“Il vento che accarezza l’erba” (“The Wind that Shakes the Barley“) è uno dei film più importanti, ma anche più atipici del regista britannico Ken Loach. Il film ha vinto la Palma d’oro a Cannes nel 2006, anno in cui a presiedere la giuria c’era un altro importante regista come Wong Kar-wai.
Si è detto di un film atipico per Loach non perché si discosti dalla sua idea di cinema: anzi, la sua mano è sempre evidente e il suo racconto delle parti meno abbienti della società è sempre vivido. Ma perché si tratta di un film di carattere storico (non qualcosa di usuale) e perché pone il focus su una parte di storia che, in teoria, è quella opposta a quella della sua appartenenza nazionale.
Il film, infatti, tratta della guerra d’indipendenza irlandese (1919-1921) tra democratici d’Irlanda che vorrebbero dichiarare una repubblica indipendente e l’impero britannico che ancora rivendica diritti su quei territori. La storia è raccontata attraverso il punto di vista dell’Irish Republican Army, ossia quella frangia di combattenti che ha fatto la resistenza irlandese contro l’occupazione nemica.
Questa armata è guidata da Teddy O’Donovan e, dopo un momento di incertezza sull’imbracciare le armi o meno, dal fratello Damien O’Donovan (interpretato da Cillian Murphy). Con lo scorrere dei minuti (e quindi con l’alternanza di catture, agguati e uccisioni) Teddy mitiga la propria anima ribelle, mentre Damien diventa sempre più idealista e radicale nelle sue posizioni di scontro frontale con l’impero britannico.
Si arriva al compromesso tra Irlanda e Impero britannico che viene ben accolto da Teddy, ma contrastato da Damien e dagli altri democratici irlandesi puri. In questo frangente storico si apre uno dei capitoli più tristi della storia irlandese, ovvero quello della guerra civile (1922-23) tra chi appoggia il compromesso e chi vuole una Irlanda completamente libera.
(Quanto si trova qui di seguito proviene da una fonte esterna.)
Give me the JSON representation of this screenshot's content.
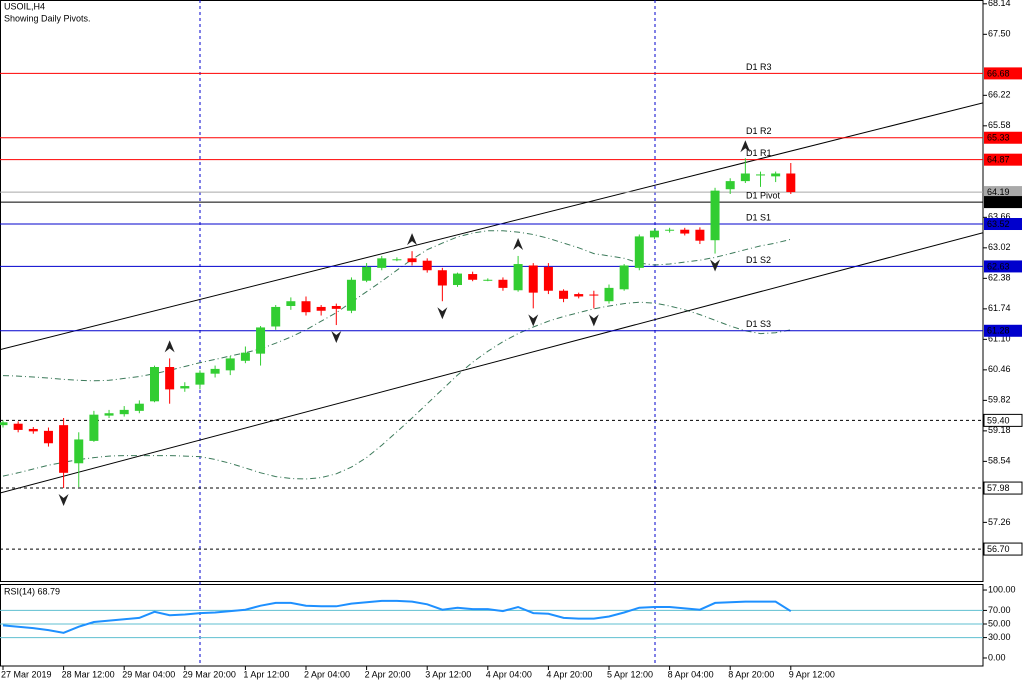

In questa seconda parte si consuma il vero dramma del film: già l’orrore della guerra è qualcosa che va, sempre e in ogni caso, aldilà di ogni logica comprensione. Ma l’orrore della guerra che si consuma tra fratelli, tra quelli che fino a pochi giorni prima combattevano fianco a fianco e che sono cresciuti insieme, è qualcosa di abissale.
Ken Loach si conferma ancora una volta un narratore formidabile. La sua mano registica non è mai invadente o troppo presente in quello che mostra: lascia piuttosto parlare la storia – in questo caso una storia che è già emotivamente forte e comunicativa – senza il bisogno di interventi dall’esterno.
E se il racconto di questo particolare frangente storico poteva avere uno stile per essere efficace, il realismo di Loach è quello che riesce meglio nel trasporre la verosimiglianza degli eventi. Perché a questo film per essere tanto ben fatto e tanto comunicativo bastano queste due cose: la storia in sé (quindi una buona sceneggiatura) e un buon realismo registico. Ci sono entrambi e in maniera ottima.
Non manca poi una più che buona prova attoriale di un Cillian Murphy che stava facendo i suoi primi grandi balzi nella scena cinematografica internazionale.
Tra i tanti film di Ken Loach questo è uno di quelli da recuperare con maggiore convinzione per l’originalità e la riuscita degli esiti. Anche per chi volesse sapere qualcosa di più della particolare vicenda storica.
Per chiudere, un dettaglio interessante sul titolo. Il nome italiano è quasi una traduzione fedele del titolo inglese (“The Wind that Shakes the Barley“): quasi. “Barley”, infatti, non è “erba” ma è l’orzo. Ancora il realismo: ancora un forte contatto con la materia raccontata.